Question

Two metal plate form a parallel plate capacitor. The distance between the plates is \(\mathrm{d}\). A metal sheet of thickness \(\mathrm{d} / 2\) and of the same area is introduced between the plates. What is the ratio of the capacitance in the two cases? (A) \(4: 1\) (B) \(3: 1\) (C) \(2: 1\) (D) \(5: 1\)

Short answer

The ratio of the capacitance in the two cases is (C) \(2:1\).

Step-by-step solution

Understand the capacitance formula for parallel plate capacitor

Capacitance (C) between two plates is given by the formula: \(C = \frac{\epsilon A}{d}\) Where ε is the permittivity of the dielectric material between the plates, A is the area of the plates, and d is the distance between them.

Capacitance in the first case (C1)

The first case, the distance between the plates is d.
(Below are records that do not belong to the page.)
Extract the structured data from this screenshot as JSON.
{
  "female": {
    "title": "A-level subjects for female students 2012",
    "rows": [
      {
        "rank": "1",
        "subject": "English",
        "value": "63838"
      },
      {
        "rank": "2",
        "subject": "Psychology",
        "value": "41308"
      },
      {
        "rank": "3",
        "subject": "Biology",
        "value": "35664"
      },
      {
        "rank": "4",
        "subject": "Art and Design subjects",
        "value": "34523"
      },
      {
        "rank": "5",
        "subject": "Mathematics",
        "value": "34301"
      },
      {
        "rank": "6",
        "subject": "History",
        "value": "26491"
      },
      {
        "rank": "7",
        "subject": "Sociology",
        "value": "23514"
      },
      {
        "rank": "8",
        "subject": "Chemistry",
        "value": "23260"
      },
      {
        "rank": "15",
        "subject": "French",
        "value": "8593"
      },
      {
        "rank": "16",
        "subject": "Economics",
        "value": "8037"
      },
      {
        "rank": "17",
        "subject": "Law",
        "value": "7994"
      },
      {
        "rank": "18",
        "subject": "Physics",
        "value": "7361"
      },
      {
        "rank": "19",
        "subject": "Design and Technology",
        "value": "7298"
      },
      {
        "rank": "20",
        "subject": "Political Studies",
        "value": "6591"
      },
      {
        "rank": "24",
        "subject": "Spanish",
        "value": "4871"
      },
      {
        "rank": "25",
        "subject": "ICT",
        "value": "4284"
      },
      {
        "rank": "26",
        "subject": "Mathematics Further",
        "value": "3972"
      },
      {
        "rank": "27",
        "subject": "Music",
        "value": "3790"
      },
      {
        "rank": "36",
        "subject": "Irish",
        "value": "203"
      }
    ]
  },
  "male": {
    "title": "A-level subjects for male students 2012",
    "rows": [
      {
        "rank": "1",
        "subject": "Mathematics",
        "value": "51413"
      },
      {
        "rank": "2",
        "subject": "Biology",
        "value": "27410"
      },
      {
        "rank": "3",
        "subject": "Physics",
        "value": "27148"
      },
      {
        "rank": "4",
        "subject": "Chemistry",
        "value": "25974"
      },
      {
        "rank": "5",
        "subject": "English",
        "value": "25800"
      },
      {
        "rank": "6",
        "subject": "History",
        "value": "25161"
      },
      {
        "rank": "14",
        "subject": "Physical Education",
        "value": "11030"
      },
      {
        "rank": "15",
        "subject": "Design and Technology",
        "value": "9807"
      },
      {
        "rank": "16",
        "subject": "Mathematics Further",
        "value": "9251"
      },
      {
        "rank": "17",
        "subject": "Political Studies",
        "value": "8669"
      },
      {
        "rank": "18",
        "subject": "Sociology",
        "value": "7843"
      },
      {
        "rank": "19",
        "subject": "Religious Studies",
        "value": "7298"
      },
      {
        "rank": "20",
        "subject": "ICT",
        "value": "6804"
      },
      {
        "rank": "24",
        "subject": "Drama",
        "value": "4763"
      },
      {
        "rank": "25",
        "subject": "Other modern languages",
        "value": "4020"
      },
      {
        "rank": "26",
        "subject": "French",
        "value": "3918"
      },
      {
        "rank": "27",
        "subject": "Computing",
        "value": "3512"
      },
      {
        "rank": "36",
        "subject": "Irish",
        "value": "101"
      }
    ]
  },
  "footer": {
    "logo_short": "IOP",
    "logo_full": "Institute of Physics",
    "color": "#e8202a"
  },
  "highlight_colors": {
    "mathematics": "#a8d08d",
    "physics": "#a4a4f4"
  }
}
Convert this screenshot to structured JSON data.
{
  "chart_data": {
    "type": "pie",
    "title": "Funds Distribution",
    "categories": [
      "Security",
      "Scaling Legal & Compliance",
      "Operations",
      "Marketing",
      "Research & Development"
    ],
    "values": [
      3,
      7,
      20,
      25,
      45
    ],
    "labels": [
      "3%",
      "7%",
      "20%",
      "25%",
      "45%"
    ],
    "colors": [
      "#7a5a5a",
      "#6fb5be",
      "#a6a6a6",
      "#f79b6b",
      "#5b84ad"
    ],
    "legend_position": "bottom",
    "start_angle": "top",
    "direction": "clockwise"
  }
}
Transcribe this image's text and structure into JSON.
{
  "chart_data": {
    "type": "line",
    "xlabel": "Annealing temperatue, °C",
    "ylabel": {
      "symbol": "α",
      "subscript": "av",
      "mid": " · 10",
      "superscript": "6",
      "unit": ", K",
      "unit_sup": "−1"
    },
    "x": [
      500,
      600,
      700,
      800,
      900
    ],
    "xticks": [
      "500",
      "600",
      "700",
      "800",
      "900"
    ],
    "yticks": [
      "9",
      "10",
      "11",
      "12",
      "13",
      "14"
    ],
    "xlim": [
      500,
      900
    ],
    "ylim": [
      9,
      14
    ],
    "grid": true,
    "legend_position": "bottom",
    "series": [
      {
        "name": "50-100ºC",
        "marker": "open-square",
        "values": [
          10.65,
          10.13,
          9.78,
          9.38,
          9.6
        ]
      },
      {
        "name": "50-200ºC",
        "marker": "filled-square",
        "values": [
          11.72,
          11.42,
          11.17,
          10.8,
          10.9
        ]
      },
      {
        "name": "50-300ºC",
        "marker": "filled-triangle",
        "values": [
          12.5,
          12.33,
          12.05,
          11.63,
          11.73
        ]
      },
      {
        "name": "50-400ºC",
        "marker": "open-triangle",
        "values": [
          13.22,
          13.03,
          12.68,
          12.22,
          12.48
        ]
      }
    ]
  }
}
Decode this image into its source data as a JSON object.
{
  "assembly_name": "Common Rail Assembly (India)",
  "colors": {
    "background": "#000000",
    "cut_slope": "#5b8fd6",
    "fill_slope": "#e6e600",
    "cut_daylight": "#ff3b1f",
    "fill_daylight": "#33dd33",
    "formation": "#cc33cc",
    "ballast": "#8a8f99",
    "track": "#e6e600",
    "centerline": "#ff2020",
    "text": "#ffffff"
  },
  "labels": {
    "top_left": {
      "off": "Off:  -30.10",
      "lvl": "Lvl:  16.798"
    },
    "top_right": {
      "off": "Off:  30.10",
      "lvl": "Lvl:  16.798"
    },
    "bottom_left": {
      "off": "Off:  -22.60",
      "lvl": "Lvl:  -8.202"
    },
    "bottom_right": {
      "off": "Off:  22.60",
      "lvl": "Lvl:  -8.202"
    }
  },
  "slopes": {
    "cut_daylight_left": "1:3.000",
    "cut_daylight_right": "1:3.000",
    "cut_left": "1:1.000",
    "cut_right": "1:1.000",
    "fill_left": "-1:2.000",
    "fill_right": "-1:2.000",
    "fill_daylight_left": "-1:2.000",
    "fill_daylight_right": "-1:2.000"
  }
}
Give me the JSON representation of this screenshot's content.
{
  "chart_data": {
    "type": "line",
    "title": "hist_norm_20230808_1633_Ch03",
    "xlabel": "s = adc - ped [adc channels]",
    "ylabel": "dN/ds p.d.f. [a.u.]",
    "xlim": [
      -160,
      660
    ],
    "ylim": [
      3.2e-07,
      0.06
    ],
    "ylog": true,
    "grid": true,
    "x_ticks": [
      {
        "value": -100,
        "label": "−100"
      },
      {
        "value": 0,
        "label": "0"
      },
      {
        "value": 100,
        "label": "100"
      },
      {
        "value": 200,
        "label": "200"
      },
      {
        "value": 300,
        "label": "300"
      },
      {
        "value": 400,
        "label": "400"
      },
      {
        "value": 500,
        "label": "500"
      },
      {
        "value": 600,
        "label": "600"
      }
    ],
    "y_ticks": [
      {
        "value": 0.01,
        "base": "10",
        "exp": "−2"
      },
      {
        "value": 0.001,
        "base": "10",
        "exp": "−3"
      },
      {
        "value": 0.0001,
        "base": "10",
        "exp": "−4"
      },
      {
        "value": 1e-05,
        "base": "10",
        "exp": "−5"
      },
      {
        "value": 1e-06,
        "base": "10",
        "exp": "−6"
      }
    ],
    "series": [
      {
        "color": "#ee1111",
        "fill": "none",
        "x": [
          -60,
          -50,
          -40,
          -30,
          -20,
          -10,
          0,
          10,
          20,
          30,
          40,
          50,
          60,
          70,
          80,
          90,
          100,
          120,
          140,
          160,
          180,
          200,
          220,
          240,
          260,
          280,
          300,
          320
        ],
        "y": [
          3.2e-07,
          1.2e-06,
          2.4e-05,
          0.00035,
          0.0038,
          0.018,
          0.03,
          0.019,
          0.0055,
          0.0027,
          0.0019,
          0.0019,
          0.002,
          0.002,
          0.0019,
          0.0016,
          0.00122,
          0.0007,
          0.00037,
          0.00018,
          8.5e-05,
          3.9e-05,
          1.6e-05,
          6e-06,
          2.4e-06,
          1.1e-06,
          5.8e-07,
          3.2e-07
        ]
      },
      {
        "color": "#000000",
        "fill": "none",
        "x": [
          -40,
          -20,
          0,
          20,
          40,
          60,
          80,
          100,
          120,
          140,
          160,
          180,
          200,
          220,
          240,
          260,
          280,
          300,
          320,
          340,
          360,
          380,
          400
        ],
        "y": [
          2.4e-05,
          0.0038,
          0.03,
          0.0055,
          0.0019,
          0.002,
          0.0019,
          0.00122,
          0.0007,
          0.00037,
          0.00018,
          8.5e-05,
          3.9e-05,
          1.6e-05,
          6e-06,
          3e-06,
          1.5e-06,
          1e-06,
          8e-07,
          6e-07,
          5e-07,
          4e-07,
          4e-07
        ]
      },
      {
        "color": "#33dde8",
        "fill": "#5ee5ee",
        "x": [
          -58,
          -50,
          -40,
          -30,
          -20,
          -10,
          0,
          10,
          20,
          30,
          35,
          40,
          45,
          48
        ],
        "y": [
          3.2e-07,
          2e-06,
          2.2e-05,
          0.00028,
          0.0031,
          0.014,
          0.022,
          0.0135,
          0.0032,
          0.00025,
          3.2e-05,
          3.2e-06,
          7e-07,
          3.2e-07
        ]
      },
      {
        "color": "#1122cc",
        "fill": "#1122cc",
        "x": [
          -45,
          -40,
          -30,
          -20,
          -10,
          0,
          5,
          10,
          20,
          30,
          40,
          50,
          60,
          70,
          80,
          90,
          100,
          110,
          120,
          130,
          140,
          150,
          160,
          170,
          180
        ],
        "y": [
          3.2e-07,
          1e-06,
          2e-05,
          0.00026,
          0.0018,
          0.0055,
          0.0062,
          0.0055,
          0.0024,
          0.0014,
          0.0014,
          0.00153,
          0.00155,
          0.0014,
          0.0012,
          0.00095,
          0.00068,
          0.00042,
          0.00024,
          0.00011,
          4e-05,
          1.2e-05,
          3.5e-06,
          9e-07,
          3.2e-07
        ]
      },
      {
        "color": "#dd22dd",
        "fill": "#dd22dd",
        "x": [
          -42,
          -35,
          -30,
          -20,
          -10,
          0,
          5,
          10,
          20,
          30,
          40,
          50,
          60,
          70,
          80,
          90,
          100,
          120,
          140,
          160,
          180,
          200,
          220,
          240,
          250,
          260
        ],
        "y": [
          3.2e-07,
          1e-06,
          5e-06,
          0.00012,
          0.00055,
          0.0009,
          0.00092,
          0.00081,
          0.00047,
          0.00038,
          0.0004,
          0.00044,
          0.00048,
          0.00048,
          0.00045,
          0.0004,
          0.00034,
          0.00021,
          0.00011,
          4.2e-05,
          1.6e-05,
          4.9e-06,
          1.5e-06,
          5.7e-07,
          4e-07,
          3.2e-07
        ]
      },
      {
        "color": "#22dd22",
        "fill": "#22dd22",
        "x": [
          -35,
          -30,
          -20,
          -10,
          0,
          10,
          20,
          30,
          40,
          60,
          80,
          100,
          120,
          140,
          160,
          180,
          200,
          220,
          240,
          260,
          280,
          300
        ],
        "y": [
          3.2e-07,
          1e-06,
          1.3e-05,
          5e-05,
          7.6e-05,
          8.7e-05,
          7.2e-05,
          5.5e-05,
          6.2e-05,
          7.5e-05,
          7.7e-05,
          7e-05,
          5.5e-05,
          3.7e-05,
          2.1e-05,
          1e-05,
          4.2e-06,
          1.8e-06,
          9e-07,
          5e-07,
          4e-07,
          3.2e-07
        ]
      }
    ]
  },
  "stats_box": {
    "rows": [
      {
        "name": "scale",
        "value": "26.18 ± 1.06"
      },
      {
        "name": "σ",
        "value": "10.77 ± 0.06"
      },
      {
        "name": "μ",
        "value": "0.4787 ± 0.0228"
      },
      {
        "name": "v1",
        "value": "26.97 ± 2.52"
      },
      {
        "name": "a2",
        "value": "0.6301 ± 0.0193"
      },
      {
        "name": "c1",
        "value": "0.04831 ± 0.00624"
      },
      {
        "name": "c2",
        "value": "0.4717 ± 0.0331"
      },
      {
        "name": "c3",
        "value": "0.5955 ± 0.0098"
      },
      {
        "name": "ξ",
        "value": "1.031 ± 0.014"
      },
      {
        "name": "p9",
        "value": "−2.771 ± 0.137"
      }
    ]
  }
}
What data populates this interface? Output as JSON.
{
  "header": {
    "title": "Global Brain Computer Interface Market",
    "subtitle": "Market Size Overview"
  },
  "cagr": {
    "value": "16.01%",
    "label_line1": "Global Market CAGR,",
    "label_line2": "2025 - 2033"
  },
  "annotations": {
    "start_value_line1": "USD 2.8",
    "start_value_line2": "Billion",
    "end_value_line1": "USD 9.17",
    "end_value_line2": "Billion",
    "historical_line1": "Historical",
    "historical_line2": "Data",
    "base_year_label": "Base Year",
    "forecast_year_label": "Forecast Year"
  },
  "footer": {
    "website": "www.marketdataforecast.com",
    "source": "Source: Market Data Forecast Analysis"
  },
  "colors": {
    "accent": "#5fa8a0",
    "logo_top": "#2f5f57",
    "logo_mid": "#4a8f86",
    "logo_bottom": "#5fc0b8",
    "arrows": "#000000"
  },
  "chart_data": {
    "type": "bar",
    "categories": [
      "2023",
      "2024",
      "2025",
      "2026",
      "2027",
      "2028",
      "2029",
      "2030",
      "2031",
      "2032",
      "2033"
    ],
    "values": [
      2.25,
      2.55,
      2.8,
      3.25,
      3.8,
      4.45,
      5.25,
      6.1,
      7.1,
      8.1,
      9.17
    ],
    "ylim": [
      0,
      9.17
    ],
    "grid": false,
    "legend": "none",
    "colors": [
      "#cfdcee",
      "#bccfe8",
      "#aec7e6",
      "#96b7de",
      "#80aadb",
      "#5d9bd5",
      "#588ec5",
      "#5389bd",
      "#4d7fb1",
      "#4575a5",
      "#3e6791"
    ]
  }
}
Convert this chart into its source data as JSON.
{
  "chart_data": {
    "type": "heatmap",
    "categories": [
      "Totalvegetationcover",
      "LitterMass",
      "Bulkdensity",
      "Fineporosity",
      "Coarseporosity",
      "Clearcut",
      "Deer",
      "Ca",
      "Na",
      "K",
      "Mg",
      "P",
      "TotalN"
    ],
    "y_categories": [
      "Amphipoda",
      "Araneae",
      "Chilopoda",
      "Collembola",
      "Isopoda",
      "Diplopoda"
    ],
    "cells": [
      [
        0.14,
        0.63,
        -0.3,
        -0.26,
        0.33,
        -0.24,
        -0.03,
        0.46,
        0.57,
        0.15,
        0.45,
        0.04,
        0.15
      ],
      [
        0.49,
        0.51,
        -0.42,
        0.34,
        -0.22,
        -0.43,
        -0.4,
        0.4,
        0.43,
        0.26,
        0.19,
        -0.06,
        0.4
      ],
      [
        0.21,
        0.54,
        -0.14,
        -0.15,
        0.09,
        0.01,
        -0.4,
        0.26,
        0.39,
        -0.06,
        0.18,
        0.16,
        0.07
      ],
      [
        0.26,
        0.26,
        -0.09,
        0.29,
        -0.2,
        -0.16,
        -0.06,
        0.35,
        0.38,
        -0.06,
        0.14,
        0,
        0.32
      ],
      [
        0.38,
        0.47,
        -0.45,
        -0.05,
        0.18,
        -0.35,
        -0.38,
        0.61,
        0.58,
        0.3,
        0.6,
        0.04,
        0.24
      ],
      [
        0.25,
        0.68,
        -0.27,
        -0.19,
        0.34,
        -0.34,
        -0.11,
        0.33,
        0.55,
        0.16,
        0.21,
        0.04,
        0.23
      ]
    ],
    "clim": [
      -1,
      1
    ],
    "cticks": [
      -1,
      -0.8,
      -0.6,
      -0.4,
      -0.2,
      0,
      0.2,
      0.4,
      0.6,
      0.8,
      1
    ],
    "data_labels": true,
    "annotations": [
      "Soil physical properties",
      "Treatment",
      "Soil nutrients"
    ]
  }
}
Using the capacitance formula for a parallel plate capacitor: \(C_1 = \frac{\epsilon A}{d}\)

Capacitance in the second case (C2)

In the second case, a metal sheet is introduced between the plates and it has a thickness of d/2. The metal sheet divides the capacitor into two capacitors connected in series, each with a thickness of d/2. The new capacitance (C2) is equal to the capacitance of one of these new capacitors multiplied by 2 in series: \(C'_2 = \frac{\epsilon A}{d/2}\) As the two capacitors are in series, their total capacitance (C2) can be found using the formula for capacitors in series: \(\frac{1}{C_2} = \frac{1}{C'_2} + \frac{1}{C'_2}\) Which can be simplified to: \(\frac{1}{C_2} = 2 \cdot \frac{1}{C'_2}\)

Determine the ratio of capacitance

We now want the ratio \(\frac{C_1}{C_2}\). Let's plug in the values we found for C1 and C2: \(\frac{C_1}{C_2} = \frac{\frac{\epsilon A}{d}}{\frac{1}{2 \cdot \frac{1}{\frac{\epsilon A}{d/2}}}}\) Simplifying: \(\frac{C_1}{C_2} = \frac{2 \epsilon A d}{d \epsilon A}\) Which yields: \(\frac{C_1}{C_2} = \frac{2}{1}\) Hence, the capacitance ratio in the two cases is 2:1. The correct answer is (C) \(2:1\).